Server Side Code Injection not detected without enabling SQL Injection scanning module
While testing for python code injections, i observed that the burp suite pro 1.7.21 active scanner does not detect server side code injections without enabling the SQL Injection main module (sub-modules for type of payloads need not be enabled) active scanning area.
Using the combination mentioned above, the scanner throws the payload 'eval(compile('for%20x%20in%20range(1)%3a%5cn%20import%20time%5cn%20time.sleep(20)'%2c'a'%2c'single'))' at the vulnerable parameter. Looking at this, i assume that the server side code injection module is probably not picking up the vulnerability due to absence of the word 'sleep' in it's dictionary (a random guess) and may be it needs the SQL Injection module to fetch that payload from there?
Well, using a standalone, customized, selected active area, i see i might have missed critical vulnerabilities in my pen tests ! ...as many times i would not want to bombard the target with multiple requests or payloads and use only modules which i require.
Can we have a similar check for all scanning modules? Thanks
Thanks for this report.

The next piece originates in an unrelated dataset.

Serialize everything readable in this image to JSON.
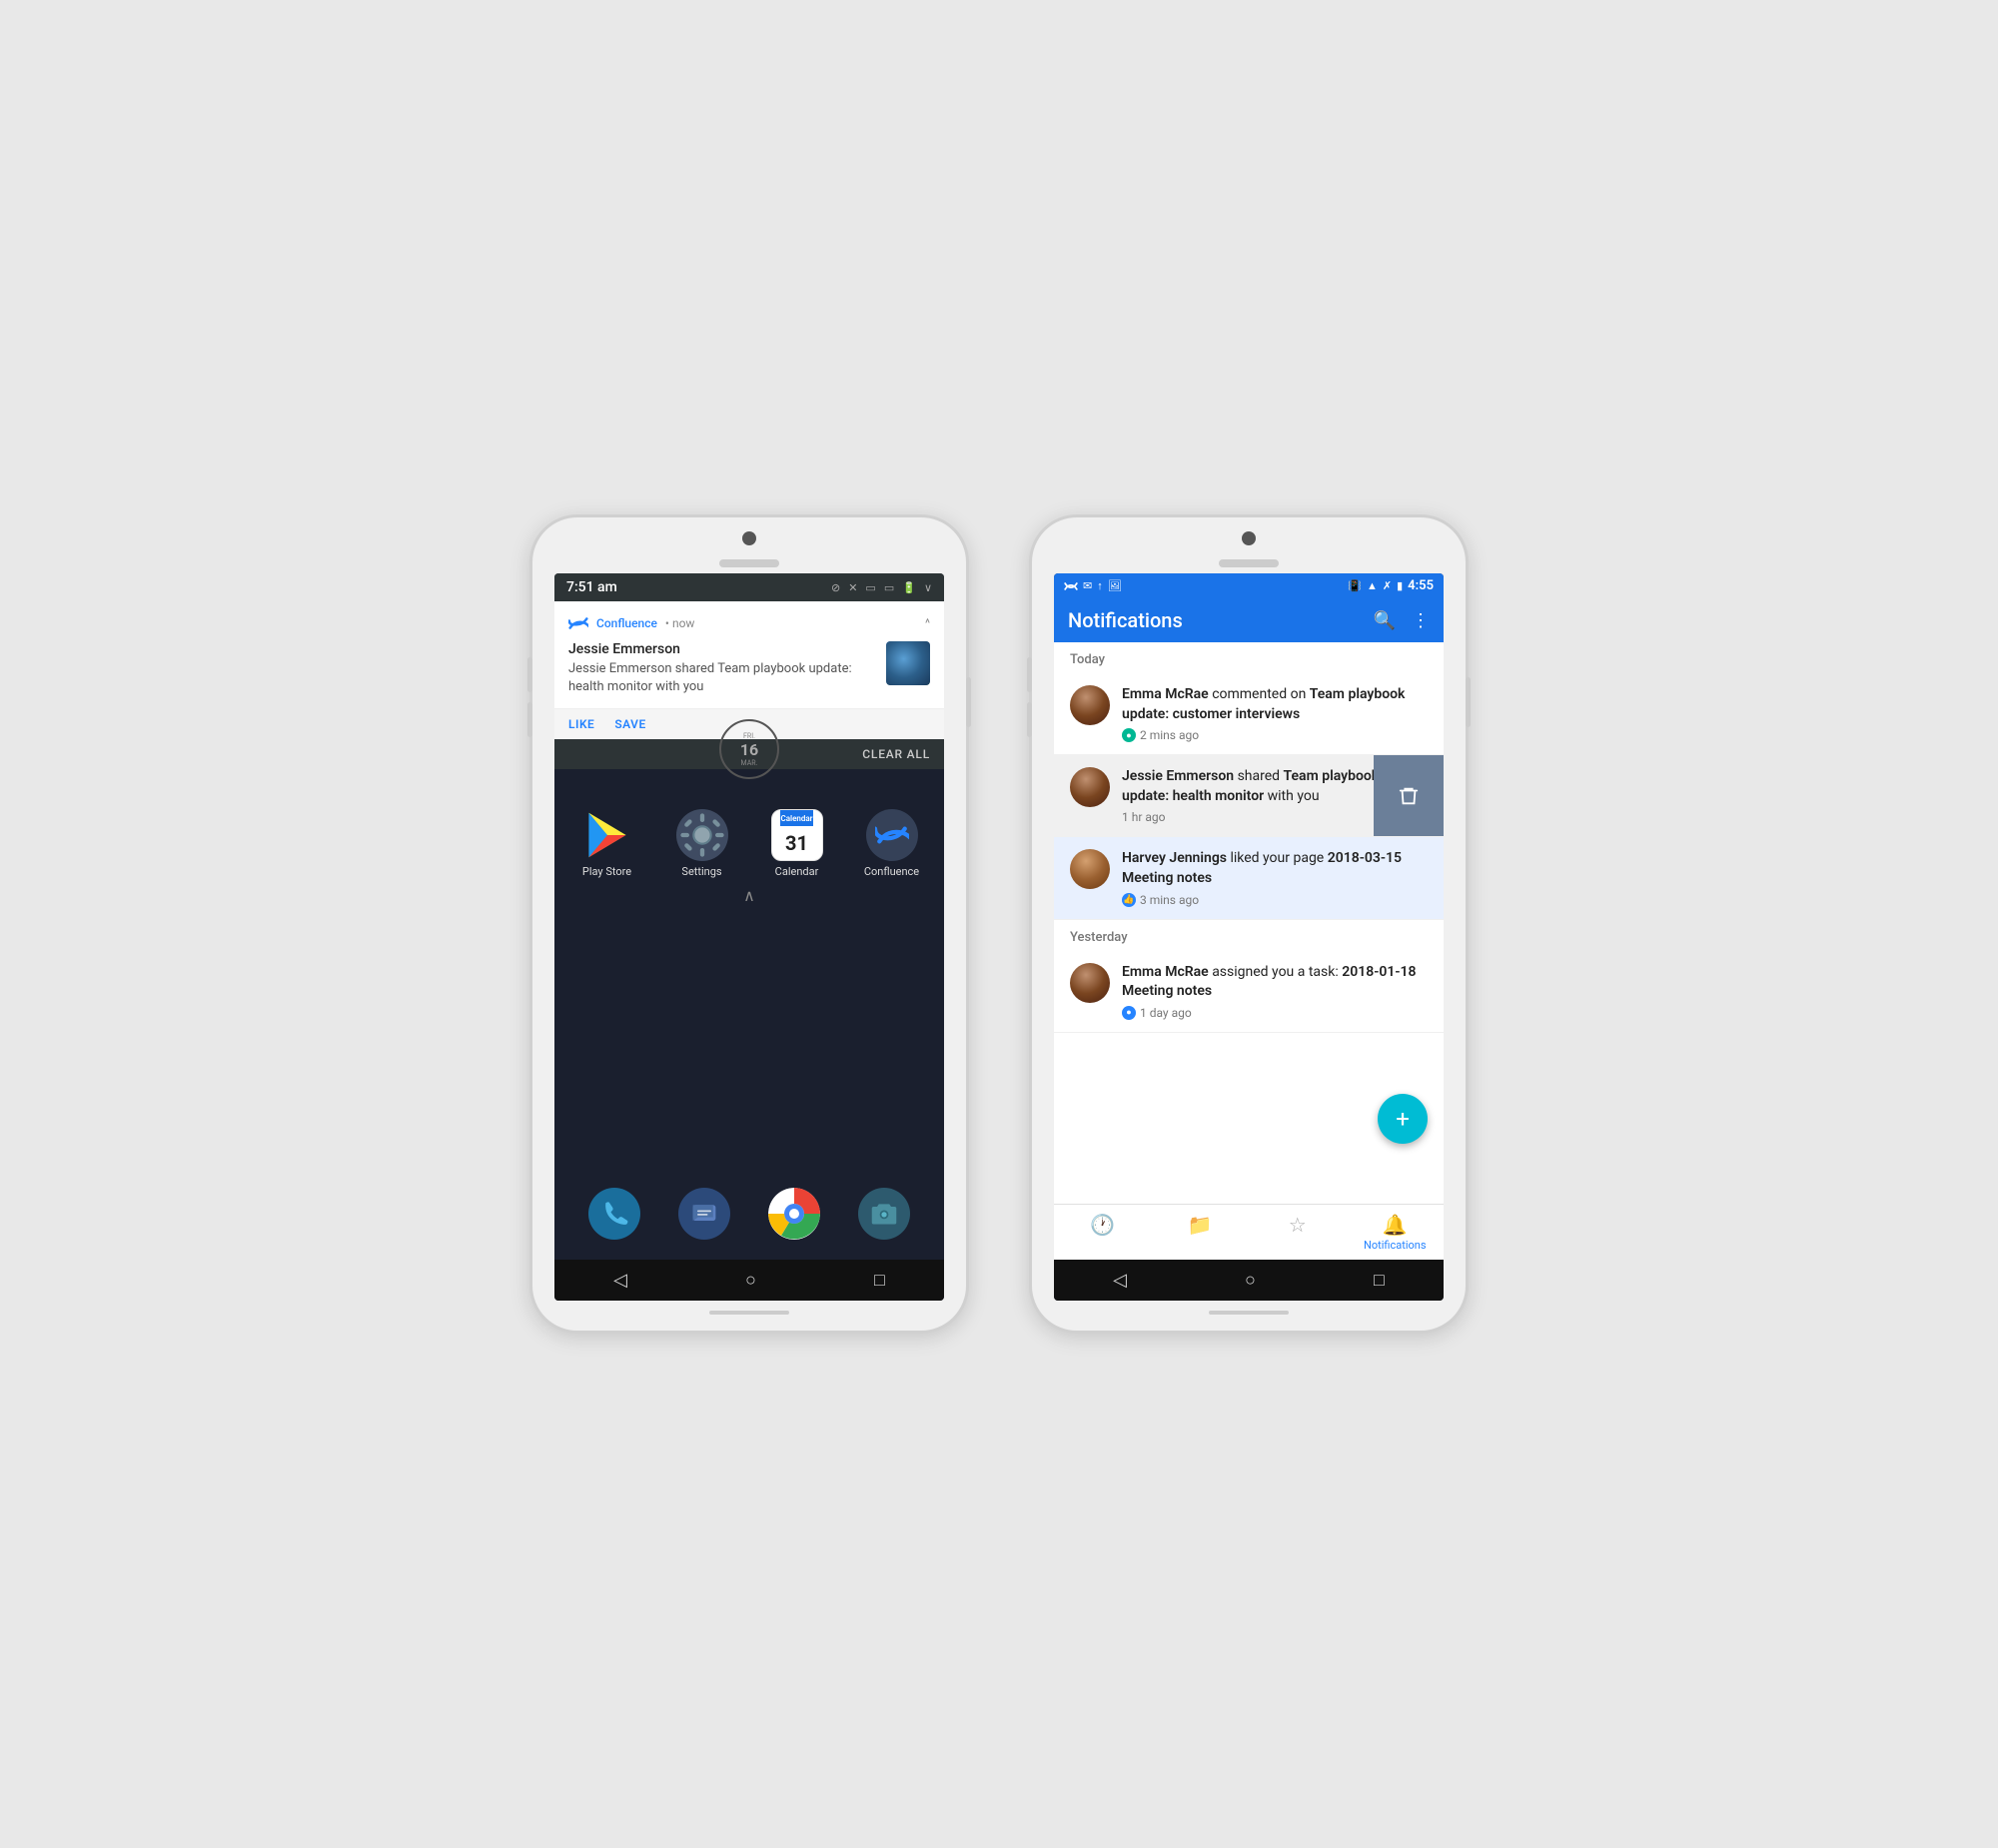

We’ve confirmed this issue. It does appear that the scan check logic for SQL injection and server-side code injection is erroneously inter-dependent. This is due to the possibility that SQLi sleep payloads can also trigger “unknown code injection”.
We’ll look into properly separating out the scan logic to remove the hidden dependency while also avoiding false positives.
We don’t believe that this is any kind of widespread issue within the scan check configuration.